Giving: How Each of Us Can Change the World
Review first published in World Vision News, July 2008
Oseola McCarty spent 75 years eking out a humble living by doing washing and ironing. Then she gave away her life savings of US$150,000 to the University of Southern Mississippi to endow a scholarship fund for young African Americans.
This is just one of many inspiring true stories of people who are making a difference through their generosity. Giving: How Each of Us Can Change the World by former US President Bill Clinton, is not just a book, it's a call to action.
Clinton recounts the extraordinary efforts made by individuals, companies and organisations to find solutions and save lives "down the street and around the world". Then he turns the attention on the readers, urging us to seek out what each of us, "regardless of income, available time, age and skills," can do to help those in need.
The heart of Giving is the many profiles of individual kind souls, ranging from billionaire Bill Gates to six-year-old McKenzie Steiner, who organised a beach clean-up because she was worried that animals might be killed by litter.

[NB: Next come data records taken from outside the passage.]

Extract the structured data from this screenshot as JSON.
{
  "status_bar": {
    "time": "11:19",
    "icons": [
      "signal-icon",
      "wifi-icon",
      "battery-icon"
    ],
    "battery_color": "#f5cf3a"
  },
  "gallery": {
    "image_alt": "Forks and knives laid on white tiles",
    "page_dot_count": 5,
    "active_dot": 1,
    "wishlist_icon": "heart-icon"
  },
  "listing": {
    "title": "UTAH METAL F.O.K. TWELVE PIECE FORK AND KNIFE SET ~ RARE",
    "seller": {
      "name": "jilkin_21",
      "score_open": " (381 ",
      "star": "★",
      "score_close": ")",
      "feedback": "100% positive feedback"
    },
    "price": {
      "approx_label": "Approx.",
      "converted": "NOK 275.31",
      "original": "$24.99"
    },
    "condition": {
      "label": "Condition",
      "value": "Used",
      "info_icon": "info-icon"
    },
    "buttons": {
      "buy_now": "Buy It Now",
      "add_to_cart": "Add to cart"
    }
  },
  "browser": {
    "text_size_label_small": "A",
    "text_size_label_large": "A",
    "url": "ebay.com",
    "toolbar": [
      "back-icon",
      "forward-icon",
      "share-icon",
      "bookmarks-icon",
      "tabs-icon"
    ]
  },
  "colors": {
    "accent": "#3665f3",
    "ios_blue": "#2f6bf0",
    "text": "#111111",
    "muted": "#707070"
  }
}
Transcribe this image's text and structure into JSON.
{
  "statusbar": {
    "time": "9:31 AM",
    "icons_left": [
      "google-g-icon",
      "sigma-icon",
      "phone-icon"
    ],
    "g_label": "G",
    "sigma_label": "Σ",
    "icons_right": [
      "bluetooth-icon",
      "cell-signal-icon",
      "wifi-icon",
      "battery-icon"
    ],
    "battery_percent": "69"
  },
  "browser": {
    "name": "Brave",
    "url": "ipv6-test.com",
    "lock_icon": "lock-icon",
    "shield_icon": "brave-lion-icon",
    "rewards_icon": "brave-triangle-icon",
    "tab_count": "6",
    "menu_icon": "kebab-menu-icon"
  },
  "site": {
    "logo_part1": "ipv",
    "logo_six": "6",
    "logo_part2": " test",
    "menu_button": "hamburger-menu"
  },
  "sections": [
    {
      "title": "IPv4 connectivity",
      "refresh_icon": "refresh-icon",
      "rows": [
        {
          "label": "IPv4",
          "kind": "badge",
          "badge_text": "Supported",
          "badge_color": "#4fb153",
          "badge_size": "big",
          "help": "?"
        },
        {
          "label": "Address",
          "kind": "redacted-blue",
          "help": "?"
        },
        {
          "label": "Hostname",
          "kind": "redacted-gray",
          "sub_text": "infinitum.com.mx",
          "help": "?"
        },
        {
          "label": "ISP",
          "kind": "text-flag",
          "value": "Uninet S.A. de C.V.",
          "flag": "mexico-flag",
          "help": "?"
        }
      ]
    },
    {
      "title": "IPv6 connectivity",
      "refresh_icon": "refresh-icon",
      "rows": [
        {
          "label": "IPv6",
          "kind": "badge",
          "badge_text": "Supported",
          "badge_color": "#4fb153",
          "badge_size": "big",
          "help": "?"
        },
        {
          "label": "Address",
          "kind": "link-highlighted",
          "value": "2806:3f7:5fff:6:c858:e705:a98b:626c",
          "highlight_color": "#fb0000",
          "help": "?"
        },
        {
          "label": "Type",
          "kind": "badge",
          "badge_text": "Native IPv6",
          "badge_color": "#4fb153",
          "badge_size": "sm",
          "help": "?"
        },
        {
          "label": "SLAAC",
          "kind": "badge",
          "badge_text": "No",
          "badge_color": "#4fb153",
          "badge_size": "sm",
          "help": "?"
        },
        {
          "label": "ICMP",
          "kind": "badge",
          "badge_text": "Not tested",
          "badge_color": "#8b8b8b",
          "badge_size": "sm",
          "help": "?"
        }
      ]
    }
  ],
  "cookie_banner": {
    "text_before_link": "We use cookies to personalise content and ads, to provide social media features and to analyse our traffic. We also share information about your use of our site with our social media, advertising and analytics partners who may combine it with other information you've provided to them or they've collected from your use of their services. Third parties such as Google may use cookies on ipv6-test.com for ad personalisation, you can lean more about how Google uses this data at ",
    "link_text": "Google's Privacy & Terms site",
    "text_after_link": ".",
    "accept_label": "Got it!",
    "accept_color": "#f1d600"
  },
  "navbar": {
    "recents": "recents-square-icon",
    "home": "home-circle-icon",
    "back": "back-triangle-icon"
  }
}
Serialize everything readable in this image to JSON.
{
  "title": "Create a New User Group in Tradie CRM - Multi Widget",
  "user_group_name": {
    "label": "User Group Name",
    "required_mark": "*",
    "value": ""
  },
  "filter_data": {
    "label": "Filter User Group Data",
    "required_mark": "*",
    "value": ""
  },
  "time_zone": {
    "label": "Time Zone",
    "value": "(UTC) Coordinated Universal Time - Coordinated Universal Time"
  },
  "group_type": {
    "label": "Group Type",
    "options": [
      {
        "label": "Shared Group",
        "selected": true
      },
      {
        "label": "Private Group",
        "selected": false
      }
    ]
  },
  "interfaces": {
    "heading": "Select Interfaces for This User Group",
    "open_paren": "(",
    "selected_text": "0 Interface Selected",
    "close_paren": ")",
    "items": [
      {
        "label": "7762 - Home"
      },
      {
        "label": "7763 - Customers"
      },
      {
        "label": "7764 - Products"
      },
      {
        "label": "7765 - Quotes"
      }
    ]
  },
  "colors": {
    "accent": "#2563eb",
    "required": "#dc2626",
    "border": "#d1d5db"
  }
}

Clinton outlines what we can do as individuals, how much we should consider giving, and why it is important for us to give.
"We all have the capacity to do great things," Clinton says. "My hope is that the people and stories in this book will lift spirits, touch hearts, and demonstrate that citizen activism and service can be a powerful agent of change in the world."
Giving will be a useful guide and inspiration to anyone who is taking the step forward as volunteers of time, money and skills to worthy causes. An unspecified portion of the proceeds of Giving will also go to the causes mentioned in the book.